Post by kerrya1 » Tue Jun 30, 2020 11:24 am

Squeak wrote:
Fri Jun 26, 2020 9:04 am
kerrya1 wrote:
Fri Jun 26, 2020 8:52 am

That pretty much sums it up. He has now agreed to deposit it in the appropriate disciplinary data repository, create a metadata record for the datasets in the University CRIS, and include a properly structured citation in all published outputs. He agreed to this when I pointed out that:
1. The paper he was writing for a particular journal (he has no doubts iit will be accepted) requires underpinning data to be placed in a public repository,
2. His research funder will reject any future grant applications if he can demonstrate compliance with their outputs sharing mandate
3. I will hunt him down and beat him with a stick if he fails to comply because I'm sick and tired of his b.llsh.t.

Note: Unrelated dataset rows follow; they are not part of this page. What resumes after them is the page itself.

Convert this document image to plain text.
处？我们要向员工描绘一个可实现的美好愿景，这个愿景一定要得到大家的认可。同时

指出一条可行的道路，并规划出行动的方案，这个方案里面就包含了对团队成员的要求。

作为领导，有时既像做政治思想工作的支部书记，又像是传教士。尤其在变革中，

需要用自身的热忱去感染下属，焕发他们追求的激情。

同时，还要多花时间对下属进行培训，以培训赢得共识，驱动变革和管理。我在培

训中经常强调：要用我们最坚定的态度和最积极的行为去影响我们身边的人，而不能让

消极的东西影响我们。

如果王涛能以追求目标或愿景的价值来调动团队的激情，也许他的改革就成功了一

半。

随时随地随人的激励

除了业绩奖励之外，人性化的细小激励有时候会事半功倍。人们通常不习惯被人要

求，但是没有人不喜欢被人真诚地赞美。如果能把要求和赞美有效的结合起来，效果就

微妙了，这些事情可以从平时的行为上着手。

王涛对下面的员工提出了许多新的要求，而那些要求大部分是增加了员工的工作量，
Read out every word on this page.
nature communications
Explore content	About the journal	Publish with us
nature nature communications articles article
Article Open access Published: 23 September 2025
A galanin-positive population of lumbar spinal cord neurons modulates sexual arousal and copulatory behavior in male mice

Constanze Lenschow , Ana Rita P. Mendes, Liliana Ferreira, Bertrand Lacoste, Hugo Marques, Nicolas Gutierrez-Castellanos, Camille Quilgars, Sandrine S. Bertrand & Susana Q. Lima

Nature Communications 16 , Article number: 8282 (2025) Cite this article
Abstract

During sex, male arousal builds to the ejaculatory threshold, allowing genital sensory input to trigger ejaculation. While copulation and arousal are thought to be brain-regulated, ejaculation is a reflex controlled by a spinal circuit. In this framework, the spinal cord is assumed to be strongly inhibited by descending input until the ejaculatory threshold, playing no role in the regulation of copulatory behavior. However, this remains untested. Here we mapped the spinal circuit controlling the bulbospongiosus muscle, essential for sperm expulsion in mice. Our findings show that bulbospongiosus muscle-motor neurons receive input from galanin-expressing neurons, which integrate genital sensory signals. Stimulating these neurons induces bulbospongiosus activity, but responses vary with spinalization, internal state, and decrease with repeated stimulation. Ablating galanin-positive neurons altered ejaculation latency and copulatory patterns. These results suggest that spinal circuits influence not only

Now I just need to follow-up every week to make sure he actually bl..dy does it.
I really, really dislike a system that makes data managers play cop on this stuff. The incentives are all wrong if the people who should be helping you be an awesome scientist instead feel the need to beat you with a stick to get minimum effort out of you. He should be beating down your door with a stick to help him get his paper accepted, a successful new grant, and a whole wodge of new citations and possible collaborations. Given the cost of collecting data vs the cost of properly sharing it, it should be a no-brainer for funding agencies and institutions to properly incentivise good data sharing practices. :evil:
I've been doing this for >10 years and I can count the number of PIs I've worked with who really understand the importance of Data Management & Sharing and want to do it well on my fingers and toes. I focus many of my efforts on PGRs, trying to instill them with good practice and that seems to be working, but it will be years before they are PIs and in the meantime they need to avoid picking up the bad habits of their PIs.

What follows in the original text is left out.